Dans "Drôle d'oiseau ! ", je souhaitais parler de mon quotidien avec autisme, mais aussi de moi en tant que femme, en tant qu'être humain. Je ne me voyais pas vous parler d'autisme à 100 %, car ça aurait été vous présenter une image incomplète de ma vie. Et d'ailleurs mon tout premier livre en auto-édition, celui qui a donné naissance à "Vivre avec un TSA" en 2024, était intitulé : "Lexique Atypique, guide illustré sur le TSA SDI, mais pas que".

Ne pas parler uniquement d'autisme lorsque je parle d'autisme est un choix volontaire qui m'habite, car je ne veux pas être réduite à l'autisme. Oui, il fait partie de ce que je suis, mais il ne me définit pas entièrement.

On m'a déjà dit : "On est contents d'avoir travaillé avec des gens comme vous."

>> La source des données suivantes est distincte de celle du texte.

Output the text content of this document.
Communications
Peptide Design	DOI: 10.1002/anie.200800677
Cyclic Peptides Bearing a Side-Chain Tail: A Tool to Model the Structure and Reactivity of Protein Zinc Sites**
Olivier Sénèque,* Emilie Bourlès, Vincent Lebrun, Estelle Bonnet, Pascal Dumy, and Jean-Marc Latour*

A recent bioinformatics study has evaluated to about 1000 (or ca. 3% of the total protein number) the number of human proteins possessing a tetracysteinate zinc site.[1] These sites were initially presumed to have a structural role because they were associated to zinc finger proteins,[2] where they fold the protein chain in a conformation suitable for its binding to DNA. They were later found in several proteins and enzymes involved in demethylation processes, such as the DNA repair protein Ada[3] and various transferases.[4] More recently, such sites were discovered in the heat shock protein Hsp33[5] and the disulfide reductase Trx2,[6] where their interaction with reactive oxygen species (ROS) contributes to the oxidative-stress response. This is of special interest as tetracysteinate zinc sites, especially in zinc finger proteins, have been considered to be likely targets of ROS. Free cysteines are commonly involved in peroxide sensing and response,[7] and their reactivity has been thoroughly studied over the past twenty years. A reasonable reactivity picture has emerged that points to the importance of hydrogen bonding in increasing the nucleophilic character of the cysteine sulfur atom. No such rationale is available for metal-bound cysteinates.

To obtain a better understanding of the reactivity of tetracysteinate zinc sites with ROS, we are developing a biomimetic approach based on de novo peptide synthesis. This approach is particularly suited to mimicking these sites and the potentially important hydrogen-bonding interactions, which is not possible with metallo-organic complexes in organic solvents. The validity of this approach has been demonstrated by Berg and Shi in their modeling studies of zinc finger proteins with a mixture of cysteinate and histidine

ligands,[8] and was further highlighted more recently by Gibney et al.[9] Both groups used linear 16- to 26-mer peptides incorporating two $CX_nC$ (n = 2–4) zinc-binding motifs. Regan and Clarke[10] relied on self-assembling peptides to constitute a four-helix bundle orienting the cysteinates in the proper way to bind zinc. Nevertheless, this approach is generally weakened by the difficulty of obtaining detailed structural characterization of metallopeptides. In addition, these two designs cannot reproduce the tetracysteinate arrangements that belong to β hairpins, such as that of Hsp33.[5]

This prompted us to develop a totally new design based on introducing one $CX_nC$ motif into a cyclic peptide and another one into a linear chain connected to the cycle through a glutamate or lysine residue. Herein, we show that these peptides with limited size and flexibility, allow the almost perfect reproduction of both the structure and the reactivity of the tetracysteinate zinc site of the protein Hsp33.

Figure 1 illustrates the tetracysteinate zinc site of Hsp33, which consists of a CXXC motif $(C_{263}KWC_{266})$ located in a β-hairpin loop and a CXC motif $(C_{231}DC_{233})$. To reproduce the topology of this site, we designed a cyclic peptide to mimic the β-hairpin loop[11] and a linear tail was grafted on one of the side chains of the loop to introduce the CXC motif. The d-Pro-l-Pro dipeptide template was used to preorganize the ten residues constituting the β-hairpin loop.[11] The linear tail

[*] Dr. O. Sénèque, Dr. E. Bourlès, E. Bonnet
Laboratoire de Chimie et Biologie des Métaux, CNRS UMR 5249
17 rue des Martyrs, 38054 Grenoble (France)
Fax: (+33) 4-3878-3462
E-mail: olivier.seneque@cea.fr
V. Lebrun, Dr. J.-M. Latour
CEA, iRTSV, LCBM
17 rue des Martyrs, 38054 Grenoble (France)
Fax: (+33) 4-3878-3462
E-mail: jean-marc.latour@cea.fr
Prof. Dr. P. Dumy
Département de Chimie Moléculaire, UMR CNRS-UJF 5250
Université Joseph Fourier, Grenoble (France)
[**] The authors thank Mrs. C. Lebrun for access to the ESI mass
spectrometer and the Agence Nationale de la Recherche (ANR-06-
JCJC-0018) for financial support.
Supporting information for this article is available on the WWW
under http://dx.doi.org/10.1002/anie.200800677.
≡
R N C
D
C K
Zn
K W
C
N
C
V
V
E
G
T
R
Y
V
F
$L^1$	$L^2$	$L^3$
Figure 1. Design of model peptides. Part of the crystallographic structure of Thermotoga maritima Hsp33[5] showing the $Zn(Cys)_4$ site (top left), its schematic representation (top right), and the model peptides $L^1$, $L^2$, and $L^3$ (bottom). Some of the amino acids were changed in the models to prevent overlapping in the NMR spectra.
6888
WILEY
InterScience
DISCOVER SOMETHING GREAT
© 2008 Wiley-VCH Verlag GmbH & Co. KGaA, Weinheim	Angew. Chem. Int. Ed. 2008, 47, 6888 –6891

En gros, je rentre dans la case administrative : "On a travaillé avec une personne handicapée ", avant de rentrer dans celle de : "On a travaillé avec une artiste."

Et ça, c'est non !

Ma vie ne se résume pas à mon diagnostic. J'ai aussi mes tracas et mes expériences du quotidien, comme tout le monde. Dans ma BD, je voulais que ces situations ordinaires soient des ponts entre nos deux mondes. Je crois que c'est dans nos ressemblances que nous pouvons comprendre nos différences.

Vous l'avez compris, il est important de ne pas m'enfermer dans cette case, sans pour autant minimiser les difficultés et les défis liés à l'autisme. Dans cette BD, j'ai cherché cet équilibre : montrer mon autisme au quotidien, sans effacer la personne qui vit avec.